In short, you are in a configuration hole. You probably need to use all the firmware and topology from Google, not the latest sof-bin, and verify that the UCM is aligned with topology.
@micmalti, are you still facing the issue or got it resolved / moved away from the setup?
Last summer, I did try replacing the firmware and topology files with those from the ChromeOS recovery image, along with some tweaks to HiFi.conf, but it was of no use. I haven't looked further into it ever since, tbh.
@micmalti, do you still have interest to pursue this further? If so, please update to as recent kernel, sof-firmware (sof-bin), alsa-ucm-conf as possible and:
add the mentioned sof-dyndbg.conf file and when booting add the log_buf_len=4M kernel command line parameter.
After boot, capture the full kernel log (dmesg).
Test the audio with command line tools only, using aplay (mplayer/mpv/mpg123, etc) and arecrod to see that things work in lower level.
PA, PW/WP relies on UCM to map the audio hardware and they do quite heavy and unpredictable things when they don't or misunderstand the hardware.
The firmware/topology/UCM shipped with ChromeOS might not work well on Linux desktop, for one the UCM version (UCM1 for ChromeOS, UCM2 in Linux).
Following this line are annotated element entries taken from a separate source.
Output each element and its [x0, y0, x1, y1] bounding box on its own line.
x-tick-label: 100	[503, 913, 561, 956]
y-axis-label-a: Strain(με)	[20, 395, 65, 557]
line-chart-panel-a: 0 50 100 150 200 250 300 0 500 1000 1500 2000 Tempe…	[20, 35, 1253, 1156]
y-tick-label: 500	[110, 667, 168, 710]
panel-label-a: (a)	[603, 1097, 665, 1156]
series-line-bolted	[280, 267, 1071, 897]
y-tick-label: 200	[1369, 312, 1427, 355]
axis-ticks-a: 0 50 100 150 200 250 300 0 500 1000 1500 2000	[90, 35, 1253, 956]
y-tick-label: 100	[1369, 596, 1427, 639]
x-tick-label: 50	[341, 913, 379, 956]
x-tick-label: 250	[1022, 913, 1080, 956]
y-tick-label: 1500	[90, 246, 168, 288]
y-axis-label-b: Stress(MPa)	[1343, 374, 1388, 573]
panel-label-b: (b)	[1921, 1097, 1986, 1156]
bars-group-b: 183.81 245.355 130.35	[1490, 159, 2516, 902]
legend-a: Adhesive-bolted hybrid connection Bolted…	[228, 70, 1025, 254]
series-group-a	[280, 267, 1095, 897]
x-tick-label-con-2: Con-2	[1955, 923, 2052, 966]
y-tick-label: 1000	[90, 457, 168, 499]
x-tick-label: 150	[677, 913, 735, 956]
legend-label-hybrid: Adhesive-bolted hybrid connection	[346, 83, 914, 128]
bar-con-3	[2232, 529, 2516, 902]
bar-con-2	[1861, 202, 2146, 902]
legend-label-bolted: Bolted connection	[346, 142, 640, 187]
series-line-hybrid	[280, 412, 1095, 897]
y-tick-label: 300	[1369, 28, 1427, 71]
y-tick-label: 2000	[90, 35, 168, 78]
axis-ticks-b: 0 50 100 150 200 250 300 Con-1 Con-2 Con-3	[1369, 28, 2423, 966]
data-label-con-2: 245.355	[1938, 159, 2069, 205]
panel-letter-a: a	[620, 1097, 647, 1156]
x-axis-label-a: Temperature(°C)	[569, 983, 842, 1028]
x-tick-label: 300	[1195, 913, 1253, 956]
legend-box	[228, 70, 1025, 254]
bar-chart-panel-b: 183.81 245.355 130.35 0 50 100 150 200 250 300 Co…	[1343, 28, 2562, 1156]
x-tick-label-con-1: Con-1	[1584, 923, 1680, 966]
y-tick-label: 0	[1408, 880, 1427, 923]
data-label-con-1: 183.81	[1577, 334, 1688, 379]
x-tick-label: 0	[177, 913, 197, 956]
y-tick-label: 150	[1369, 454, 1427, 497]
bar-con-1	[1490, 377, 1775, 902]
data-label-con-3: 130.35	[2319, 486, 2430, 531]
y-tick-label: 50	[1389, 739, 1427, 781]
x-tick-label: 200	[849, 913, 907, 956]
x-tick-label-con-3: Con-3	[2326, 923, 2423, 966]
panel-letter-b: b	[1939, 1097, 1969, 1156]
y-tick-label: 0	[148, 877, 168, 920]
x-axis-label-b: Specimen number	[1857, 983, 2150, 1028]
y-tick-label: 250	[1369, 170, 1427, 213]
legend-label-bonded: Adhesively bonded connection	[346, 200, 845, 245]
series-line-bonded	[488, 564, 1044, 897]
The firmware also contains different modules, the topology might be different as well. But the ChromOS fw/tplg should work with low level tools, in theory.
Thanks @ujfalusi, but I’m unable to debug it at the moment. Hopefully, other users experiencing the same issue can help investigate.
@micmalti, in that case would you mind closing the issue? It is generally better to start from the start in case someone in the future will face with the same issue. The information is not going away, it is still going to be accessible under the closed ones and being searchable as well.